"Talking to Myself" by Holly Maurer-Klein
Talking to Myself
My parents were too busy to take pictures after their second child was born. Most of the pictures I’ve found of “the little kids” — me and my two brothers — were taken by my Uncle George, who lived close by, owned a photo lab and believed in the beauty and power of Kodachrome. We grew up with his two sons, our cousins, who lived in a house over the hill, down a path and around a bend, usually a trip taken by me and my brothers in bare feet if the weather was warm.
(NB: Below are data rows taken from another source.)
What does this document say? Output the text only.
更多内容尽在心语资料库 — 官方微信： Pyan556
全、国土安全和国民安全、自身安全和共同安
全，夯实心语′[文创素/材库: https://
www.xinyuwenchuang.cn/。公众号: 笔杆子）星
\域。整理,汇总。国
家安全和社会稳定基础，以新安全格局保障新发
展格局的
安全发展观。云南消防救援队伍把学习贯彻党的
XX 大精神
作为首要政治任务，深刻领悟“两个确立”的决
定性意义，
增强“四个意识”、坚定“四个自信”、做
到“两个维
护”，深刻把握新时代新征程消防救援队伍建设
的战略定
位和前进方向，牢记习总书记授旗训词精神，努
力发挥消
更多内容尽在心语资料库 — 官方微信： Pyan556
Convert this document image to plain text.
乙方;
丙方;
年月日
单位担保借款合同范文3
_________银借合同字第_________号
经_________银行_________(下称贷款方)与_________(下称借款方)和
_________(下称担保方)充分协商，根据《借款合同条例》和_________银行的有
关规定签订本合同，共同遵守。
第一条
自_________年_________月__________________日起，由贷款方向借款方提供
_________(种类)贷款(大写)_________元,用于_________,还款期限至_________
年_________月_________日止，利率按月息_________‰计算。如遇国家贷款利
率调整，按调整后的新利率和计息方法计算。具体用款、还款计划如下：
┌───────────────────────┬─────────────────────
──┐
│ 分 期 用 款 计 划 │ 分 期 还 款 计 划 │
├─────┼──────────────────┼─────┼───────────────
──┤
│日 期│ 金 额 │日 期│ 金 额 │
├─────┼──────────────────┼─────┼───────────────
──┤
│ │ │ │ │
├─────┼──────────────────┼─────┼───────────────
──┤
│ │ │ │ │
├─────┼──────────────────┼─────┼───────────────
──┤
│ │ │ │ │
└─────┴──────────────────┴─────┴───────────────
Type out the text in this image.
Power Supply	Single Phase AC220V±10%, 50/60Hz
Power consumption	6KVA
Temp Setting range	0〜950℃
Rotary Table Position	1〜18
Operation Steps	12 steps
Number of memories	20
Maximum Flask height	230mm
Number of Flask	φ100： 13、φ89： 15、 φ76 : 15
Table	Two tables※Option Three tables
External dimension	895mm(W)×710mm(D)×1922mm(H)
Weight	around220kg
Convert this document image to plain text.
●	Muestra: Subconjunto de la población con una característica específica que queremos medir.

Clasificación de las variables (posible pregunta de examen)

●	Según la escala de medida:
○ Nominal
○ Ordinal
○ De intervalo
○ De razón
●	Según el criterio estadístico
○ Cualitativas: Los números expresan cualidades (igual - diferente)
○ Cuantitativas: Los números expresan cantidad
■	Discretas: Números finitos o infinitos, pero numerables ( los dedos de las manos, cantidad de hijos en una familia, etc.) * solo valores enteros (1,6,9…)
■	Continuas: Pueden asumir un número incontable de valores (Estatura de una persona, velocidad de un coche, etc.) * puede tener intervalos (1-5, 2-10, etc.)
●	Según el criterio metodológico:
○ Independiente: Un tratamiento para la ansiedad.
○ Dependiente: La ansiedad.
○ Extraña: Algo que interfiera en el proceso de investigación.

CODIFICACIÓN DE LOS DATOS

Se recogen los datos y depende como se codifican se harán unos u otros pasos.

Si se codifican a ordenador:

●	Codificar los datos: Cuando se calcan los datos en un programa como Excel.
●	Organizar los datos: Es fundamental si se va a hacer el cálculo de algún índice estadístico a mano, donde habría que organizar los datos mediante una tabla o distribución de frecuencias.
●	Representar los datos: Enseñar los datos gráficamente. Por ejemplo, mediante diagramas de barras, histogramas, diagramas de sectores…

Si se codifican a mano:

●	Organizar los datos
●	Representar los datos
In the winter, the five of us — my two cousins, my two brothers, and I — used to go sledding on a toboggan on the hill between our two houses. My cousins were always dressed in hand knit sweaters that my Aunt Barbara made. I learned later that Uncle George was tougher on them than my father was on us, but Aunt Barbara baked cookies and they lived in an immaculate house with air conditioning and National Geographic magazines lined up carefully on their coffee table. They always had warm socks and snow pants and new boots and hats and mittens. My brother and I lived in a messy, chaotic house after my mother died when I was 11. We were always dressed in pants that were short enough to show our bare ankles and soggy hats that were scooped off the floor where they’d been dropped the night before.
Pictures of who we used to be can sometimes be useful when it comes to figuring out who we are now, and how we came to be that person. The absence of pictures makes me feel almost like I didn’t exist at all. So in the past few years I’ve been collecting old photos of myself from trunks and drawers. One in particular draws me back again and again.
I’m about thirteen years old, standing on a snowy hill next to George’s son, my cousin Johnny. I’m wearing thick black glasses, and a tight-lipped smile that clearly signals that I’m embarrassed by my new braces. I’m wearing a blue wool sweater that my aunt knit for me two years before, the year my mother died. When she gave it to me, it fit me pretty well. I put it on that morning no doubt thinking that it was perfect for a snowy hill and a snowy day. I wanted to be like the girls in Seventeen magazine who had outfits for every occasion. But I notice now that my gangly wrists are poking out of the gap between my too-small blue sweater and my red mittens. I’m wearing a little round cap of my brother’s that makes me look like I have no hair and my glasses are so thick you can hardly see my eyes.
I stared at the picture when I found it and thought about how neglected-looking I was at that age, imagining that underneath the sweater I’m wearing three shirts for warmth and knowing I’m probably wearing sneakers, not boots, and my ankles are probably red and wet. And compared to my smiling, red-cheeked cousin, who looks warm and hale and happy on that hill, I look cold and worried and self-conscious. Every time I’ve looked at that picture ever since, I’ve noticed how stiff and unsmiling I am in it. And one day as I stared at it, I suddenly realized that what that girl needed was a long hug and a cup of soup, not my judgment. I impulsively gave my face in the picture a kiss. And I started to talk to her.
“It’s not your fault you look ridiculous. It must have been hard to be you in that world of boys,” I said to her. “You’re going to be okay,” I told the girl in the picture. “You look kind of like your mother, don’t you?” It felt good. I felt a surge of affection for myself at 13.
The next day I looked for that picture, which I’d tucked back into the box where I’d found it, and told that girl the same thing again. I did this for a few weeks before I put the picture in a frame and set it on a table next to where I do my reading and writing each morning. I don’t love the layer of glass between us but I think it will mean she’ll get more kisses since I’m not afraid of ruining the photo now.
A few more weeks passed before I searched for the one picture of my mother that I like — my mother, with whom I had such a difficult relationship, who died when I was 11, whom I rarely think of. Pictures of my mother taken later in her life, when I knew her, are even rarer than pictures of me. I found one in an old album. Taken a year or so before she died, she’s smiling into the camera, her lips closed to cover her teeth just like mine in the sledding picture, her hands on her hips exactly the way my own hands sit on my own hips these days. In the picture she’s wearing a worn, V-necked, checked shirt I remember well. I started talking to her, too. “I love you and I wish you were here,” I said one day. It felt kind of right. Then I kissed her face. “I’m so sorry you had such a hard life. I wish I could have told you that when you were alive. I love you.”
I haven’t stopped doing this.
Holly Maurer-Klein
Holly Maurer-Klein is a writer based in Pittsburgh, Pennsylvania. Her work has been featured in Raven’s Perch, Minerva Rising, Front Range Review, an anthology from Feminist Press entitled This is the Way we Say Good-bye, The Sun (“Readers Write”), and the Pittsburgh Post-Gazette. After a long career in the business world, she writes about work, family, and love in all its many forms. She is currently working on a memoir.